DIE ZEIT: Herr Gehl, Sie haben aus Kopenhageneine der lebenswertesten Metropolen der Welt gemacht. Sie beraten so unterschiedliche Städte wie New York, Shanghai, São Paulo, Mannheim und auch Hamburg – mit welchen Wünschen kommen die Politiker zu Ihnen?
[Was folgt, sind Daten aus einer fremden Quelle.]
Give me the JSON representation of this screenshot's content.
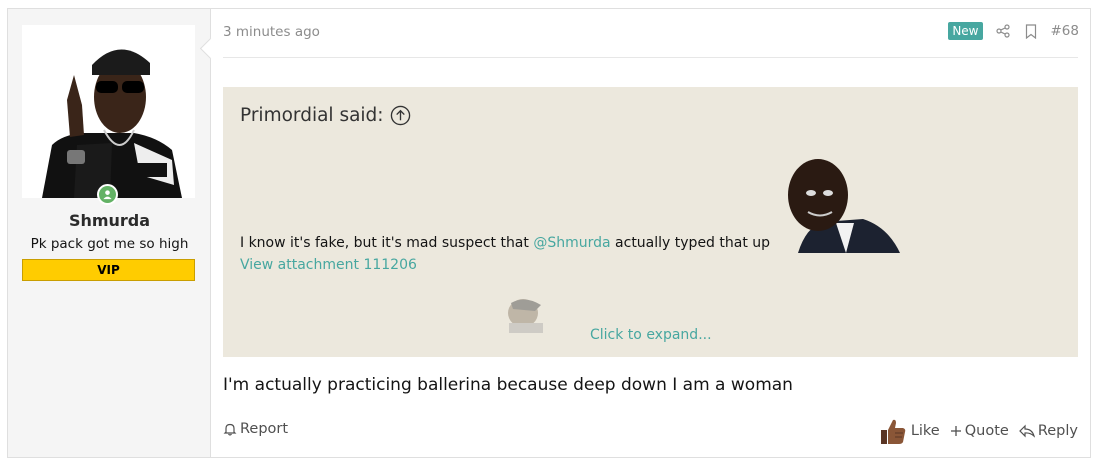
{
  "user": {
    "name": "Shmurda",
    "title": "Pk pack got me so high",
    "banner": "VIP",
    "online_color": "#63b265"
  },
  "post": {
    "time": "3 minutes ago",
    "badge": "New",
    "number": "#68",
    "message": "I'm actually practicing ballerina because deep down I am a woman"
  },
  "quote": {
    "author_said": "Primordial said:",
    "text_before": "I know it's fake, but it's mad suspect that ",
    "mention": "@Shmurda",
    "text_after": " actually typed that up",
    "attachment": "View attachment 111206",
    "expand": "Click to expand..."
  },
  "footer": {
    "report": "Report",
    "like": "Like",
    "quote": "Quote",
    "reply": "Reply"
  },
  "colors": {
    "accent": "#47a7a0",
    "quote_bg": "#ece8dd",
    "vip": "#ffcc00"
  },
  "icons": [
    "share-icon",
    "bookmark-icon",
    "arrow-up-circle-icon",
    "bell-icon",
    "plus-icon",
    "reply-icon",
    "thumbs-up-icon"
  ]
}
Jan Gehl: Die große Herausforderung ist überall, dass das Herz der Stadt weiter schlägt. Ich bin der festen Überzeugung, dass jede Stadt einen Ort braucht, an dem man zusammenkommt, an dem die großen Ereignisse stattfinden, an dem man den Weihnachtsbaum aufstellt. Wir brauchen das Stadtzentrum als einen Treffpunkt, auch in dieser digitalen Zeit.

ZEIT: Mitten in Hamburg wird gerade ein großes Shoppingcenter gebaut, umgeben von Restaurants, Wohnungen und Hotels. Könnte es eine solche Funktion übernehmen?

Gehl: Da gibt es einen sehr, sehr wichtigen Unterschied: Ein Shoppingcenter ist privat, und die Innenstadt ist öffentlich. Es gibt Investoren, die clever sind und ein solches Zentrum perfekt managen. Manche heuern sogar Straßenmusiker an, um ein Gefühl von Straßenleben zu erzeugen. Trotzdem ist der einzige Zweck der Profit. In einer echten Innenstadt muss das Ziel sein, dass die Bürger sich wohlfühlen und es ihnen gut geht.

ZEIT: Wie muss ein solches Herz aussehen?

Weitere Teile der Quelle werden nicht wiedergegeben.